David Lomax

Personal information
- Full name: David Walter Lomax
- Born: 21 September 1970 (age 55) Wellington, New Zealand

Playing information
- Position: Prop
Club
| Years | Team | Pld | T | G | FG | P |
|  | Wainuiomata Lions |  |  |  |  |  |
| 1994–95 | Canberra Raiders | 4 | 0 | 0 | 0 | 0 |
| 1996 | Western Reds | 1 | 0 | 0 | 0 | 0 |
| 1997 | Paris Saint-Germain | 24 | 1 | 0 | 0 | 4 |
| 1998–99 | Newcastle Knights | 29 | 0 | 0 | 0 | 0 |
| 2000–01 | Huddersfield-Sheffield | 58 | 4 | 0 | 0 | 16 |
|  | Total | 116 | 5 | 0 | 0 | 20 |
Representative
| Years | Team | Pld | T | G | FG | P |
|  | Wellington |  |  |  |  |  |
| 1993 | New Zealand Māori |  |  |  |  |  |
| 1993 | New Zealand | 2 | 0 | 0 | 0 | 0 |
- Source:
- Relatives: John Lomax (brother) Willie Raston (nephew)

= David Lomax =

New Zealand rugby league footballer and coach

David Walter Lomax (born 21 September 1970) is a New Zealand rugby league coach and former player who represented New Zealand. He is the brother of another international, John Lomax.

==Early years==
Lomax grew up playing rugby league for the Wainuiomata Lions in the Wellington Rugby League competition and also represented Wellington at a provincial level.
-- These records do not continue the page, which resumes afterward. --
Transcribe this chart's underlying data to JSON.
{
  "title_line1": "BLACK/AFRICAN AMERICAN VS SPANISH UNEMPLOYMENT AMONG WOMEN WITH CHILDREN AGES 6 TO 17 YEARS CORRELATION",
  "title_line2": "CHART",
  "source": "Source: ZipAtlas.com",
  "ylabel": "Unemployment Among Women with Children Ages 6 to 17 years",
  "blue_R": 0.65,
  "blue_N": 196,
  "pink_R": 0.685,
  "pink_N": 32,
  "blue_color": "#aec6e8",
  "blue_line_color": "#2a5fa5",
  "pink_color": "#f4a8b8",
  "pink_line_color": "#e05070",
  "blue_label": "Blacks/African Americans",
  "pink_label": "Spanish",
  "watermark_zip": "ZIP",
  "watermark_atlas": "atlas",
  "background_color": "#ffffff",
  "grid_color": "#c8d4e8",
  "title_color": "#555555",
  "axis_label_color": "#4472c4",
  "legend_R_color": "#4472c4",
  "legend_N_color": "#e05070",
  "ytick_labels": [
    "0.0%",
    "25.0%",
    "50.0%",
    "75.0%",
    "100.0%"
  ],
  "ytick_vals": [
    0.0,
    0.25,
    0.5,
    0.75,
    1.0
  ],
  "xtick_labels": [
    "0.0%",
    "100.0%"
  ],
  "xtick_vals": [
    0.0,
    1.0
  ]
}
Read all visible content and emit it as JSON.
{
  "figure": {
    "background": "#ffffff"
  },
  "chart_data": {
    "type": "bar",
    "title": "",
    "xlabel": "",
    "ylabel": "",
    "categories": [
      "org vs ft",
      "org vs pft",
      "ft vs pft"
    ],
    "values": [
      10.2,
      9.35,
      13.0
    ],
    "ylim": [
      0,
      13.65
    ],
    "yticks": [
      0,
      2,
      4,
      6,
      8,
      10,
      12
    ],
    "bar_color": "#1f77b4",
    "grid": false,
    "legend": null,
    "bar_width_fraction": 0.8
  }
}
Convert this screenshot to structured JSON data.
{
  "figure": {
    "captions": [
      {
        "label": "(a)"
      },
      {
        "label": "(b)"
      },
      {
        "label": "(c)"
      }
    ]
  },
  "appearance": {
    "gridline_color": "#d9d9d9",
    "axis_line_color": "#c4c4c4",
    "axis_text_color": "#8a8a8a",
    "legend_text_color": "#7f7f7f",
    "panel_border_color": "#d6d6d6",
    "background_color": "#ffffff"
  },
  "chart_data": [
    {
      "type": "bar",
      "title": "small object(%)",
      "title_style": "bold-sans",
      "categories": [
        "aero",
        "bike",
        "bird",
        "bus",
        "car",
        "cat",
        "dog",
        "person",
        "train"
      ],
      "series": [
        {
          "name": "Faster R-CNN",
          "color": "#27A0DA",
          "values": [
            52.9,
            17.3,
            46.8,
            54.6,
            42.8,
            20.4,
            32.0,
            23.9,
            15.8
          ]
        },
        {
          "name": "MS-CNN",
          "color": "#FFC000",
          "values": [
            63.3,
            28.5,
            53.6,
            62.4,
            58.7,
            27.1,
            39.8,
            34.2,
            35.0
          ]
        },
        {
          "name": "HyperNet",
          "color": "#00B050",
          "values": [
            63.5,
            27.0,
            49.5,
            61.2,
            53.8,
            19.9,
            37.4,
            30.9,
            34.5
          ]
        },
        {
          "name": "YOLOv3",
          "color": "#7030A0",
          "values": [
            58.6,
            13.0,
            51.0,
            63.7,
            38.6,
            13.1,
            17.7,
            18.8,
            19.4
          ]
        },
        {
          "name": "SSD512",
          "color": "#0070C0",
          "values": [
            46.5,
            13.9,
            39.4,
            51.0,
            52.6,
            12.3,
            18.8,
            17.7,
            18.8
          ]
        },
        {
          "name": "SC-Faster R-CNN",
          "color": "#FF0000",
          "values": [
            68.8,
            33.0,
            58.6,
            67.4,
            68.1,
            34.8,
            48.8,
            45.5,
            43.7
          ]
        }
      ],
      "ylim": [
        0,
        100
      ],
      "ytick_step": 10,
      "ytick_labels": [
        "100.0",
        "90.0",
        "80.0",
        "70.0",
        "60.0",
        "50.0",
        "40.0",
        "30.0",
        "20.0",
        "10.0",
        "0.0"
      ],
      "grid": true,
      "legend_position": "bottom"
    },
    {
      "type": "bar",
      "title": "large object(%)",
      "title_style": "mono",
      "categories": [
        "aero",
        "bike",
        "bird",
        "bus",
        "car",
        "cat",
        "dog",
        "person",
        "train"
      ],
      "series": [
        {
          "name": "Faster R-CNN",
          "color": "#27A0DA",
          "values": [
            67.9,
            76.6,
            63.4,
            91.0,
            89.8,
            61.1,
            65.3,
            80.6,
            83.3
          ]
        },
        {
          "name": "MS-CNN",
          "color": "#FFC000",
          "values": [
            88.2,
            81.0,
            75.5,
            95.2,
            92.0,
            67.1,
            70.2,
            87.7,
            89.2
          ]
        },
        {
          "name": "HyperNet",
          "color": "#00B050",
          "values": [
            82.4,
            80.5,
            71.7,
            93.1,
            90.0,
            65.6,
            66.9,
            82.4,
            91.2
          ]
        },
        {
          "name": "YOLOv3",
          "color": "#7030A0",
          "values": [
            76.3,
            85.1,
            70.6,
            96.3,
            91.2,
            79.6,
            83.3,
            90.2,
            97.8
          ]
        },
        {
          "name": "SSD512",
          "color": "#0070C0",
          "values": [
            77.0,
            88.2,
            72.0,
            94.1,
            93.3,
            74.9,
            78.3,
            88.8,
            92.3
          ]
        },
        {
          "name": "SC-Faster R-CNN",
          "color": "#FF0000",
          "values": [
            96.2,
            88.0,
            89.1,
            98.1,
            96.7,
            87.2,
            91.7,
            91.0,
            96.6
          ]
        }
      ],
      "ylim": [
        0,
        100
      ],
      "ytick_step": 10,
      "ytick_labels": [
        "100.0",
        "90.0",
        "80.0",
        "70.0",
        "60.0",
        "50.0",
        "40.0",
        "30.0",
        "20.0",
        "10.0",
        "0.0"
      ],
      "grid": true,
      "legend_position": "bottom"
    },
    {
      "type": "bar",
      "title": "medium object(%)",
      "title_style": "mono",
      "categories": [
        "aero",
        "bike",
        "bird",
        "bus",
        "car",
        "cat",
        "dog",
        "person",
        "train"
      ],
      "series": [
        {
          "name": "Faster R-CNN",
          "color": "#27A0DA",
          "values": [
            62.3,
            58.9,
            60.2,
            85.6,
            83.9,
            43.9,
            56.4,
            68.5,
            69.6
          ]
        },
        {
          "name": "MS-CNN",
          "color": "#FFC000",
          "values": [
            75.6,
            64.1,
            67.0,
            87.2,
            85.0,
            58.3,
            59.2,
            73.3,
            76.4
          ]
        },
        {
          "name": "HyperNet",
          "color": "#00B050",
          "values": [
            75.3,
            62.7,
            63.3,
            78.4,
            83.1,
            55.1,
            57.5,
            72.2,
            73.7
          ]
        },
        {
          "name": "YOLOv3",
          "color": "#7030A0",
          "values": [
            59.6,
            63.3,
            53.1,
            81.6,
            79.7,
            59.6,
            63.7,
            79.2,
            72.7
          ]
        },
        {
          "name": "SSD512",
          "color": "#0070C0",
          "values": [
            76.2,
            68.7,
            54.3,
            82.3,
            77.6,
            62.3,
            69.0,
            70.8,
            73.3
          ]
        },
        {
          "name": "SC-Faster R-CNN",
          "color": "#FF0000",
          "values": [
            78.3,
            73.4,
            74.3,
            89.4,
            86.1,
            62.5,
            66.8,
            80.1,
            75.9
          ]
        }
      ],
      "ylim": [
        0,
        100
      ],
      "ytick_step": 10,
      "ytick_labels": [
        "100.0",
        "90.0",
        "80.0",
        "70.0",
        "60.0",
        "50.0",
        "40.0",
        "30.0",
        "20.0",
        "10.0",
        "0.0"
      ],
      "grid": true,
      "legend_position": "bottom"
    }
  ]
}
During the 1992 season he lined up alongside three of his brothers; Tony, John and Arnold, for Wellington against Bay of Plenty. All four brothers also played for the Lions that year in their 25-18 national club grand final win over the Northcote Tigers. He represented the New Zealand Māori side in 1993.

==Playing career==
He joined the Canberra Raiders about the same time as his brother John. However he could not break into the first grade team at Canberra and soon found himself moving around, spending seasons at the Western Reds and Paris Saint-Germain before settling at the Newcastle Knights where he played 29 matches. He then moved again, joining the merged Huddersfield-Sheffield side before retiring.

==Representative career==
During the 1993 season, Lomax made the New Zealand national rugby league team, playing in two test matches.

==Coaching career==
He later coached the Central Falcons in the Bartercard Cup, making sporadic appearances for the side off the bench. In 2006 he was the coach of the New Zealand Residents side that competed in the Trans Tasman Quadrangular Series. In 2007 he was appointed coach of the Junior Kiwis. He applied for the New Zealand national rugby league team coaching job in mid-2007 and was shortlisted however the job ultimately went to Gary Kemble. Lomax then relocated to Wellington where he coached the Te Aroha Eels in 2008 and 2009 before taking over the Porirua Vikings.

Lomax is coaching Wellington in the 2012 National Competition.